If all else fails, Wilder can use the old trick of throwing the WBC belt in the garbage and announcing that the only title he cares about is Klitschko’s. That has multiple advantages: it would be the truth, it would put an alphabet belt in a trash can, and it would eliminate the need to fight Povetkin.
Wilder’s plan going forward depends on what he and his handlers think he’s going to accomplish. If all they are after is a big-money fight with Klitschko, they will do anything they can to get out of the Povetkin fight. However, if they actually want to prepare him to beat Klitschko and have a meaningful run with the heavyweight title, they need to take the fight.
The best fighter Wilder has ever faced is Stiverne, and having seem him fight in person, he’s not much. He might be one of the 15 best heavyweights in the world, but that’s about it. Klitschko uses better fighters for sparring practice.
In an ideal situation, Wilder would have fought better fighters in his two title defenses, preparing him as well as possible for the step in class that he’ll be taking against Povetkin and Kiltschko.
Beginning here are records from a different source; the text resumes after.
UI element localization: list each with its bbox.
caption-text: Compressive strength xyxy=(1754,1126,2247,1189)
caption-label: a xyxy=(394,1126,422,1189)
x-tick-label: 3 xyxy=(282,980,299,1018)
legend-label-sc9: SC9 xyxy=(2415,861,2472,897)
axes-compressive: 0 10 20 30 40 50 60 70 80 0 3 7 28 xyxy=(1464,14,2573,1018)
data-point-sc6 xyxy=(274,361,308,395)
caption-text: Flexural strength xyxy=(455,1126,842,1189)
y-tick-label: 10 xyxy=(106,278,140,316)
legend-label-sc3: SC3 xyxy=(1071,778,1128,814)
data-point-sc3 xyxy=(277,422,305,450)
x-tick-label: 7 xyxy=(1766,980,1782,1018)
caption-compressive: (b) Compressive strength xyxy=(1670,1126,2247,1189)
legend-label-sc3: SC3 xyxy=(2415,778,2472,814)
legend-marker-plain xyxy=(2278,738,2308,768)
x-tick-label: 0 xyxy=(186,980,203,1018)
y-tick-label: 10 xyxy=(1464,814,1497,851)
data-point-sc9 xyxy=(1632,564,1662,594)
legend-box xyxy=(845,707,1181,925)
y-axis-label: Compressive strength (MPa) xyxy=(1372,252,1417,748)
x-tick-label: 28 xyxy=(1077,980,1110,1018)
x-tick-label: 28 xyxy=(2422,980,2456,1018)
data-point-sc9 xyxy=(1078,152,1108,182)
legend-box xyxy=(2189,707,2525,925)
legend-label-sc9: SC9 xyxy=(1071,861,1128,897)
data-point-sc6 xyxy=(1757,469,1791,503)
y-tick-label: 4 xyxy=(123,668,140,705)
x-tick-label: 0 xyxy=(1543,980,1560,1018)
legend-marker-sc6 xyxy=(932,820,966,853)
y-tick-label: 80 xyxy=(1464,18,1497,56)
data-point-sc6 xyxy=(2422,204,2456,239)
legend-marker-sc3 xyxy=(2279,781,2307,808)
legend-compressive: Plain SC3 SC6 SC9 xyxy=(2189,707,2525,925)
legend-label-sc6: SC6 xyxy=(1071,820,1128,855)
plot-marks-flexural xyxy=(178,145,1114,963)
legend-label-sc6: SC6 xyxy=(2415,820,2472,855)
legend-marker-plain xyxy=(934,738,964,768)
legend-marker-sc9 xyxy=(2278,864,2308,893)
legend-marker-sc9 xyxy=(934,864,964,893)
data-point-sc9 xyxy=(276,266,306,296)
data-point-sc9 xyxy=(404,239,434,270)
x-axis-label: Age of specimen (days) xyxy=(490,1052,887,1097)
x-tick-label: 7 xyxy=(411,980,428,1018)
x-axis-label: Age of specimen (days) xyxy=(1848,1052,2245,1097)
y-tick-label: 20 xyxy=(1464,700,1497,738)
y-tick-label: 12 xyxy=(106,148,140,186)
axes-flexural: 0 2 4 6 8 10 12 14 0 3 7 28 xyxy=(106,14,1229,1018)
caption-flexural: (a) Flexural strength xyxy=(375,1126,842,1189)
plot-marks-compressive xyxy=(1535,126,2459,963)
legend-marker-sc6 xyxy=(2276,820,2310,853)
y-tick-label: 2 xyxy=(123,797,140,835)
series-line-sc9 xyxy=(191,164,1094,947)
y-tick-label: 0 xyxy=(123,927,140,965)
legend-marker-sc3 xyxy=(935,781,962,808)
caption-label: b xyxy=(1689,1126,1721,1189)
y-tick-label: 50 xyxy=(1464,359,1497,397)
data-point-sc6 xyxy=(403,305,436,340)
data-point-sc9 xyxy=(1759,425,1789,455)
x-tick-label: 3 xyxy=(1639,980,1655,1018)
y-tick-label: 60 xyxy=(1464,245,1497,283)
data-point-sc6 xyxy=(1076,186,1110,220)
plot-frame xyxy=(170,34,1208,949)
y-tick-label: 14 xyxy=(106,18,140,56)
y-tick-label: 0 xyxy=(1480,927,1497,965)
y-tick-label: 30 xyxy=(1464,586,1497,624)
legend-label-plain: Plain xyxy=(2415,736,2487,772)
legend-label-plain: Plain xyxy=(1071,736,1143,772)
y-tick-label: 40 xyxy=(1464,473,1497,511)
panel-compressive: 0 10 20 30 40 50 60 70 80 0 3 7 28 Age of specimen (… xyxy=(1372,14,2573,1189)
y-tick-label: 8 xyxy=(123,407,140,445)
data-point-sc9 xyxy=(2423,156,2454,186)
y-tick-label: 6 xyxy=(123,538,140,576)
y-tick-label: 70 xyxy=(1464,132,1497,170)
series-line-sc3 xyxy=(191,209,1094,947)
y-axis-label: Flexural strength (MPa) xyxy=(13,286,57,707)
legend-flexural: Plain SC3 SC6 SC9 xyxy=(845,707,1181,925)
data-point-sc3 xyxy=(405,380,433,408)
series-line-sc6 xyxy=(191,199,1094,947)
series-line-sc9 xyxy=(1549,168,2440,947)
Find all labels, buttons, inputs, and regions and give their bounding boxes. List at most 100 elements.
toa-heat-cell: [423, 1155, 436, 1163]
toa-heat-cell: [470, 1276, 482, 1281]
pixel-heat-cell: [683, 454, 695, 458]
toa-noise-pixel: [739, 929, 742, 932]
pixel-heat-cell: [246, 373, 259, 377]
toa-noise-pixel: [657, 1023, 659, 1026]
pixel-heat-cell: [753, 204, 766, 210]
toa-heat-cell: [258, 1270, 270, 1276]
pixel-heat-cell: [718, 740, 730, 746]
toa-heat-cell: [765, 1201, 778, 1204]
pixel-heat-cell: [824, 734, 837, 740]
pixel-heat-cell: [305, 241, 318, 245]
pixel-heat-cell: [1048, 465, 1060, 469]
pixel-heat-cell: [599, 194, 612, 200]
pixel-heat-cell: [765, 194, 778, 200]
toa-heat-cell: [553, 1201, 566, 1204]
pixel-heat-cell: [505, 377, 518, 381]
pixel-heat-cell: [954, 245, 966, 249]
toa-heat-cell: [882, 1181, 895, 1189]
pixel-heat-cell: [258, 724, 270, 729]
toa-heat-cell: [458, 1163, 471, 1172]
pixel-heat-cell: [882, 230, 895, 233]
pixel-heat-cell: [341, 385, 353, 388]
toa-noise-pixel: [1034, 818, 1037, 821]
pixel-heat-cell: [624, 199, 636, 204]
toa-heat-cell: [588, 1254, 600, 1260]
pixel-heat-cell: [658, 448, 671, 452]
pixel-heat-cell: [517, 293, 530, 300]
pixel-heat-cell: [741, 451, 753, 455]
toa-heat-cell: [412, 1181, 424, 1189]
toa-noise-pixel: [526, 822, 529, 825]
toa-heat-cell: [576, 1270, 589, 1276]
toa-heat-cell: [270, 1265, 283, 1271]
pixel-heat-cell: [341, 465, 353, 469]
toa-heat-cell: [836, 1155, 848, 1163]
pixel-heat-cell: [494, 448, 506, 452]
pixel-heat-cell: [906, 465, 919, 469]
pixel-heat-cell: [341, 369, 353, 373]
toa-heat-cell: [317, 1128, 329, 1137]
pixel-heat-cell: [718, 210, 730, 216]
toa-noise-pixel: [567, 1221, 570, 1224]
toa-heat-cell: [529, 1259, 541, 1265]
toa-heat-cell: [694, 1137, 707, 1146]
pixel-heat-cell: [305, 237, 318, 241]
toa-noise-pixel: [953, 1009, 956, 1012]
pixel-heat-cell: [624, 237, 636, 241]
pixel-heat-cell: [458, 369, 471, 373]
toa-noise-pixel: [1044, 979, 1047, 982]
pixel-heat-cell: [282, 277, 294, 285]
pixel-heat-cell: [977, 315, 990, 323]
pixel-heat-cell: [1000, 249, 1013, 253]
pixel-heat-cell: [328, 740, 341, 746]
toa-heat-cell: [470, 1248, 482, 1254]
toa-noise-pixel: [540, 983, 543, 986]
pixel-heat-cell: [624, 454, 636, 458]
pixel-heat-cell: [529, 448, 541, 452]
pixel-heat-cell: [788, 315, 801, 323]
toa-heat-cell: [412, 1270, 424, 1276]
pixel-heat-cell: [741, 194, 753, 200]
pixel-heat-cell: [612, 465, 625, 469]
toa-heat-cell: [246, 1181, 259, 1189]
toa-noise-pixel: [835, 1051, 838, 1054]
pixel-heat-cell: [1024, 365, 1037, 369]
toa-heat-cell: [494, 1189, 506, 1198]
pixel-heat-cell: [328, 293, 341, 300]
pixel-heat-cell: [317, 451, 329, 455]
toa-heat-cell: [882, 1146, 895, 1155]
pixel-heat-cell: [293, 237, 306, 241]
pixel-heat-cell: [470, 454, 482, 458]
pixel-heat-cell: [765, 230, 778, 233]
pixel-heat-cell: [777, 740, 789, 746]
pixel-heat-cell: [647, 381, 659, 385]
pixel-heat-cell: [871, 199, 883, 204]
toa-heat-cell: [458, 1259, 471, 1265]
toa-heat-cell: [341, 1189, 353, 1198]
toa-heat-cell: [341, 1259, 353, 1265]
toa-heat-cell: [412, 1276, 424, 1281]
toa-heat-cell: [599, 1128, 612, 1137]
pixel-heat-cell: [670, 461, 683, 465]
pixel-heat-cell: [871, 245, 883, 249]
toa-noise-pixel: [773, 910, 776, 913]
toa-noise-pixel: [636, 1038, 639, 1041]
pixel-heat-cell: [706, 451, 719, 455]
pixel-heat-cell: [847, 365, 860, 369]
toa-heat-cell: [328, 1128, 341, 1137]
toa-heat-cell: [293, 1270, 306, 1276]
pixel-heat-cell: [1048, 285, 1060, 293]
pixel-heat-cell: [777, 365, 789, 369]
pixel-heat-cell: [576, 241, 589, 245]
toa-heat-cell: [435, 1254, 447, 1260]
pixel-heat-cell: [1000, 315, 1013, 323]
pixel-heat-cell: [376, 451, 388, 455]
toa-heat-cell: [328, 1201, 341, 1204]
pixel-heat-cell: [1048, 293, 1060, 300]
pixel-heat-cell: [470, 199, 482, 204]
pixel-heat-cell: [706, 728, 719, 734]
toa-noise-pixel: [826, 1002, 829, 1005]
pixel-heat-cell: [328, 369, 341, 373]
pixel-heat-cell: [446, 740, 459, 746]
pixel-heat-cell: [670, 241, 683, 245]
Instead, they went with two easy paydays in Molina and Duhaupas.
Now they’ve painted themselves into a corner. Wilder either has to go into the Klitschko fight without having ever faced another top-10 fighter, or he has to take the risk of fighting Povetkin. The latter course is dangerous – there’s no guarantee that Wilder can beat the Russian, but if he can’t, he doesn’t have a chance against Klitschko.
I hope Wilder and his handlers do the right thing. Take the mandatory defense with Povetkin, then go after the champion with some tough rounds under his belt. Don’t take the easy way out, and sacrifice his shot at the title for quick cash.